Whichever cloud you pick, you should be using these specialized AI chips to make your AI applications fly.

Cheaper chips

It’s no surprise that AI workloads cost a ton of money. This is due to the substantial computational resources, energy consumption, and specialized hardware required for processing complex algorithms and large amounts of data.
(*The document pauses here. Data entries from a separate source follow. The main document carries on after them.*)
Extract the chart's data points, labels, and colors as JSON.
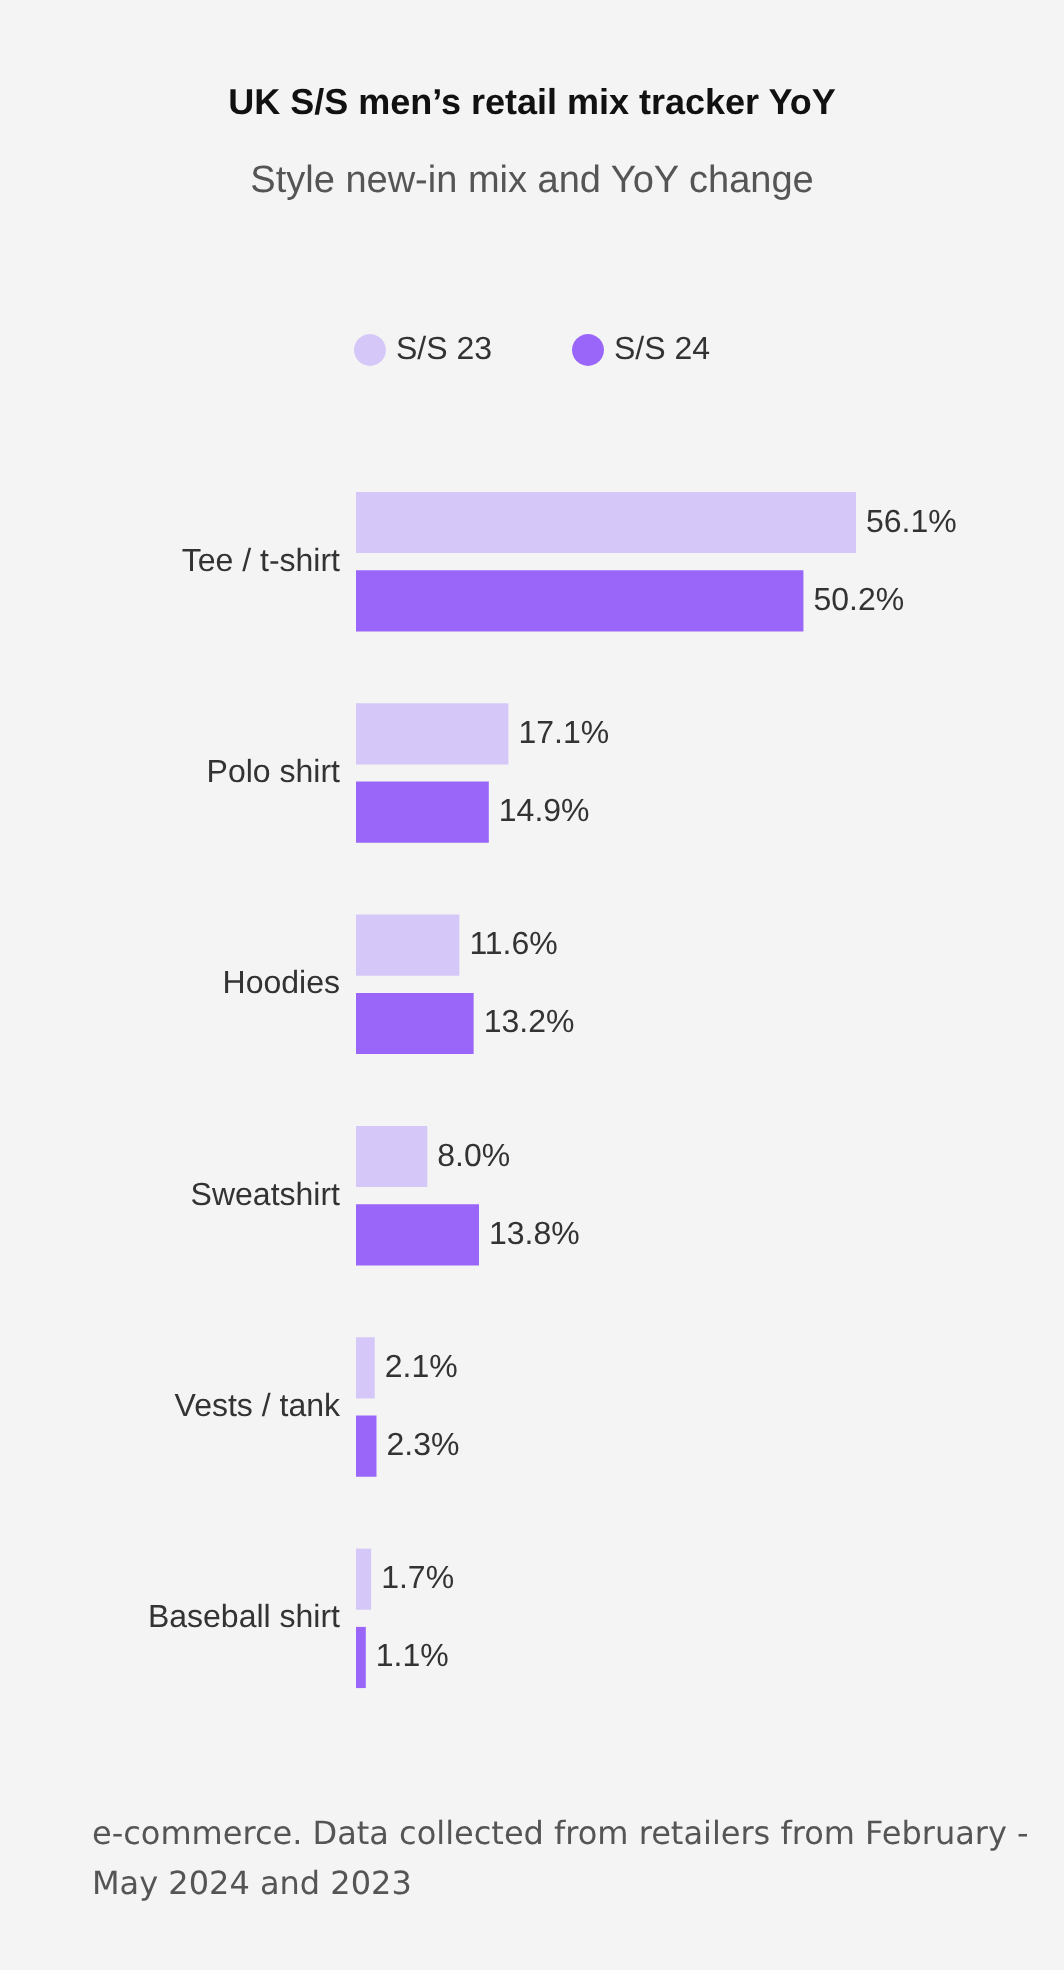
{
  "chart_data": {
    "type": "bar",
    "orientation": "horizontal",
    "title": "UK S/S men’s retail mix tracker YoY",
    "subtitle": "Style new-in mix and YoY change",
    "categories": [
      "Tee / t-shirt",
      "Polo shirt",
      "Hoodies",
      "Sweatshirt",
      "Vests / tank",
      "Baseball shirt"
    ],
    "series": [
      {
        "name": "S/S 23",
        "color": "#d5c8f8",
        "values": [
          56.1,
          17.1,
          11.6,
          8.0,
          2.1,
          1.7
        ],
        "value_labels": [
          "56.1%",
          "17.1%",
          "11.6%",
          "8.0%",
          "2.1%",
          "1.7%"
        ]
      },
      {
        "name": "S/S 24",
        "color": "#9966f9",
        "values": [
          50.2,
          14.9,
          13.2,
          13.8,
          2.3,
          1.1
        ],
        "value_labels": [
          "50.2%",
          "14.9%",
          "13.2%",
          "13.8%",
          "2.3%",
          "1.1%"
        ]
      }
    ],
    "legend": "top",
    "annotations": [
      "e-commerce. Data collected from retailers from February - May 2024 and 2023"
    ]
  }
}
Additionally, large data set storage and infrastructure expenses contribute to the overall cost. 

Using public cloud custom AI chips for your AI workloads can save money by accelerating AI processing with greater efficiency and lower energy consumption. These chips optimize resource utilization, scale according to workload needs, and reduce the infrastructure and maintenance expenses associated with on-prem setups. This allows organizations to harness advanced AI capabilities while minimizing costs.

For example, AWS Inferentia chips can deliver up to 45% lower cost per inference than GPU-based instances, and Google claims TPU chips can deliver up to 80% lower cost per training than GPU-based instances. Azure is still playing catch-up in this area—currently, its NPU chips deliver up to 50% lower cost per inference over CPU-based instances. With ChatGPT costing Microsoft $0.36 per query, this is going to be a big focus for it to aggressively reduce costs as it steals search market share from Google.

The good news is that all of us cloud lovers will be the winners, allowing regular people like you and me to save big money and optimize our budgets.

Ride the wave of innovation

Finally, AI needs rapid innovation. You need to explore new possibilities and solutions for your business problems and opportunities. You need to experiment with different models and algorithms that can fit your data and goals. You need to do all of this without spending too much time or effort and, thankfully, the public cloud delivers on this axis as well.

The public cloud chips integrate with various tools and platforms that the public cloud providers offer to help you build and manage your AI projects. These tools and platforms are easy to use, flexible, and powerful.

For example, AWS offers Amazon SageMaker, a fully managed service that enables you to build, train, and deploy machine learning models using AWS Inferentia. You can use SageMaker to create models from scratch or use pre-built ones from AWS Marketplace. You can also use SageMaker to monitor and optimize your models with features like AutoML, Debugger, and Experiments.

Azure offers Azure Machine Learning, which allows you to create, deploy, and manage machine learning models. You can use it to access data from various sources, apply transformations and algorithms, and publish your models as web services or APIs.

Google Cloud offers Vertex AI, a unified platform that provides end-to-end services for building and managing AI projects using Google TPUs. You can use AI Platform to access data from Google Cloud Storage or BigQuery, train models using TensorFlow or PyTorch, and deploy models on Google Kubernetes Engine or Cloud Functions.

By using these tools and platforms, you can accelerate your AI development cycle and stay ahead of your competition.

A smarter, more efficient future

The future of our industry is more than just 6G. It’s about optimized networks, real-time fraud detection, more efficient processes, and superior customer experiences—and ultimately telcos owning the consumer relationship. With your petabytes of data, the power of the public cloud, and AI specialized chips, it could be YOU pioneering a new way forward. It’s time to go all-in on Cloud AI. It’s not just a nice-to-have. It’s a game changer. The future is calling you, telco. Will you answer?